Whilst Africa’s boom of a decade ago, when it was hailed as the new frontier, may be struggling to hold its place in the spotlight due to global conditions and their effect on emerging economies – Africa is still coming off of a low base economically and has huge potential.
This potential can be seen to be constrained by energy supply issues or the lack of energy in itself can be seen as BIG BUSINESS – either way, Africa needs an Energy plan for more consistent supply at better rates.
This is no surprise with Eskoms recent electricity hikes, which are expected to continue and more recently Zambia’s state power utility Zecso Ltd applying to more than double electricity costs for all consumers other than the mining industry.
According to the declaration from the SA International Renewable Energy Conference, by 2030, half of all electricity in eastern and southern Africa could come from clean, indigenous, cost effective renewable energy.
“While growing African energy economies, we need to ensure localization of supply chains, not only for the supply of equipment and plant but also the maintenance and operation of facilities” says the declaration.
This will provide new business opportunities within the value chain of a new industry, from the technology holders and traders in electricity to maintenance, skills development, uniforms, catering etc etc
Rural and Urban demands can best be met with a diverse technology mix that takes full advantage of sub-Saharan Africa’s exceptional and sustainable solar, wind, geothermal, biomass, and hydropower resources” it states.
Add the gas plans for Africa which were highlighted in my previous blog on McKinsey Global Institute, South Africa’s Big Five: Bold Priorities for Inclusive Growth and the increasing attention gas is having in the news and in discussions. Transnet is said to be on track in terms of planning for gas imports with Mark Gregg-Mac Donald, Transnet group executive for planning and strategy, “We are preparing South Africa’s port system to ensure cost effective, efficient, safe and environmentally responsible facilities for gas imports, storage and transmission.”

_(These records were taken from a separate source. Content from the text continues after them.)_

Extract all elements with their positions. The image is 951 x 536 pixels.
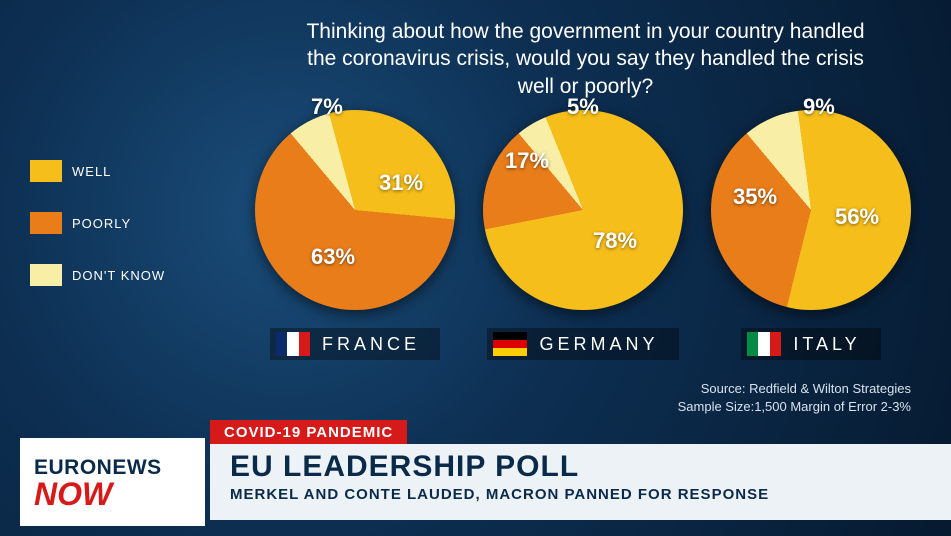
- legend-label: POORLY: [72, 216, 131, 231]
- pie-slice-label: 63%: [311, 244, 355, 270]
- logo-text-bottom: NOW: [34, 480, 205, 509]
- banner-title: EU LEADERSHIP POLL: [230, 450, 931, 484]
- pie-wrap: 9%56%35%: [711, 110, 911, 310]
- pie-charts-row: 7%31%63%FRANCE5%78%17%GERMANY9%56%35%ITA…: [245, 110, 921, 360]
- pie-slice-label: 56%: [835, 204, 879, 230]
- legend-swatch: [30, 160, 62, 182]
- banner-subtitle: MERKEL AND CONTE LAUDED, MACRON PANNED F…: [230, 486, 931, 503]
- poll-question: Thinking about how the government in you…: [300, 18, 871, 100]
- chart-column: 7%31%63%FRANCE: [245, 110, 465, 360]
- pie-chart: [483, 110, 683, 310]
- legend-item: WELL: [30, 160, 165, 182]
- legend-label: WELL: [72, 164, 111, 179]
- topic-tag: COVID-19 PANDEMIC: [210, 420, 407, 445]
- pie-slice-label: 35%: [733, 184, 777, 210]
- pie-wrap: 5%78%17%: [483, 110, 683, 310]
- country-name: FRANCE: [322, 334, 420, 355]
- pie-chart: [711, 110, 911, 310]
- flag-icon: [276, 332, 310, 356]
- pie-slice-label: 78%: [593, 228, 637, 254]
- flag-icon: [493, 332, 527, 356]
- country-name: ITALY: [793, 334, 860, 355]
- lower-third-banner: EU LEADERSHIP POLL MERKEL AND CONTE LAUD…: [210, 444, 951, 520]
- pie-slice-label: 7%: [311, 94, 343, 120]
- legend-swatch: [30, 264, 62, 286]
- country-label-row: ITALY: [741, 328, 880, 360]
- source-attribution: Source: Redfield & Wilton Strategies Sam…: [678, 380, 911, 416]
- pie-slice-label: 5%: [567, 94, 599, 120]
- flag-icon: [747, 332, 781, 356]
- country-label-row: GERMANY: [487, 328, 678, 360]
- legend: WELL POORLY DON'T KNOW: [30, 160, 165, 316]
- pie-chart: [255, 110, 455, 310]
- source-line: Source: Redfield & Wilton Strategies: [678, 380, 911, 398]
- legend-item: POORLY: [30, 212, 165, 234]
- legend-swatch: [30, 212, 62, 234]
- pie-wrap: 7%31%63%: [255, 110, 455, 310]
- country-label-row: FRANCE: [270, 328, 440, 360]
- chart-column: 9%56%35%ITALY: [701, 110, 921, 360]
- source-line: Sample Size:1,500 Margin of Error 2-3%: [678, 398, 911, 416]
- pie-slice-label: 31%: [379, 170, 423, 196]
- channel-logo: EURONEWS NOW: [20, 438, 205, 526]
- chart-column: 5%78%17%GERMANY: [473, 110, 693, 360]
- legend-item: DON'T KNOW: [30, 264, 165, 286]
- pie-slice-label: 9%: [803, 94, 835, 120]
- pie-slice-label: 17%: [505, 148, 549, 174]
- legend-label: DON'T KNOW: [72, 268, 165, 283]
- country-name: GERMANY: [539, 334, 658, 355]
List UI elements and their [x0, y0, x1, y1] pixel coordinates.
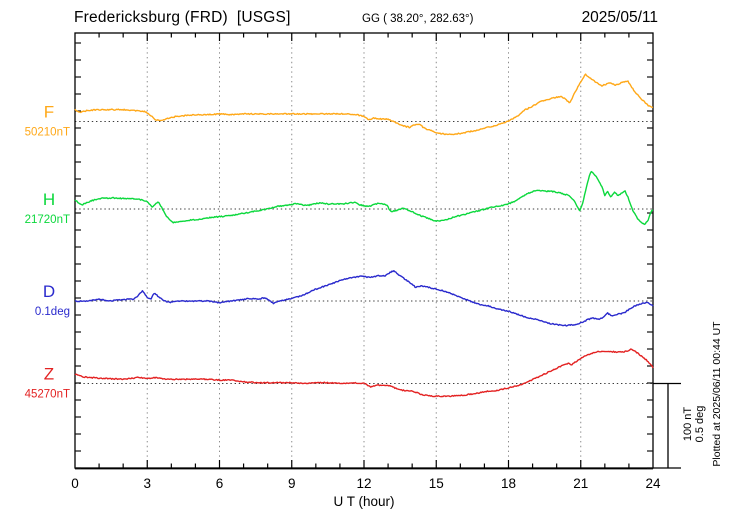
x-tick-label: 18 — [501, 476, 516, 491]
x-tick-label: 24 — [645, 476, 661, 491]
series-label-D: D — [43, 282, 55, 301]
x-tick-label: 9 — [288, 476, 296, 491]
x-tick-label: 15 — [429, 476, 444, 491]
trace-H — [74, 170, 654, 226]
x-tick-label: 3 — [143, 476, 151, 491]
series-baseline-value-H: 21720nT — [25, 214, 70, 226]
x-tick-label: 0 — [71, 476, 79, 491]
x-tick-label: 21 — [573, 476, 588, 491]
series-label-Z: Z — [44, 365, 54, 384]
trace-D — [74, 270, 654, 327]
scale-bar-label-nt: 100 nT — [682, 406, 694, 442]
station-title: Fredericksburg (FRD) [USGS] — [74, 9, 291, 26]
series-baseline-value-D: 0.1deg — [35, 306, 70, 318]
geographic-coordinates: GG ( 38.20°, 282.63°) — [362, 13, 474, 25]
series-label-F: F — [44, 103, 54, 122]
scale-bar-label-deg: 0.5 deg — [694, 405, 706, 443]
trace-F — [74, 73, 654, 136]
x-tick-label: 12 — [356, 476, 371, 491]
plot-date: 2025/05/11 — [581, 9, 658, 26]
x-axis-label: U T (hour) — [333, 494, 395, 509]
x-tick-label: 6 — [216, 476, 224, 491]
trace-Z — [74, 348, 654, 398]
plotted-timestamp-note: Plotted at 2025/06/11 00:44 UT — [711, 321, 723, 467]
series-baseline-value-F: 50210nT — [25, 127, 70, 139]
series-baseline-value-Z: 45270nT — [25, 389, 70, 401]
series-label-H: H — [43, 190, 55, 209]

So, my observation is that South Africa, Sub-Saharan Africa and East Africa are gearing to supply one of the fundamental catalysts to growth for any nation – Energy – the next 15 years will show growth for those who align to the sector and are able to identify players in the industry early on.
It will mean gearing for growth, understanding the market, the value chain, its players, timing and having potential access to finance when the time is right.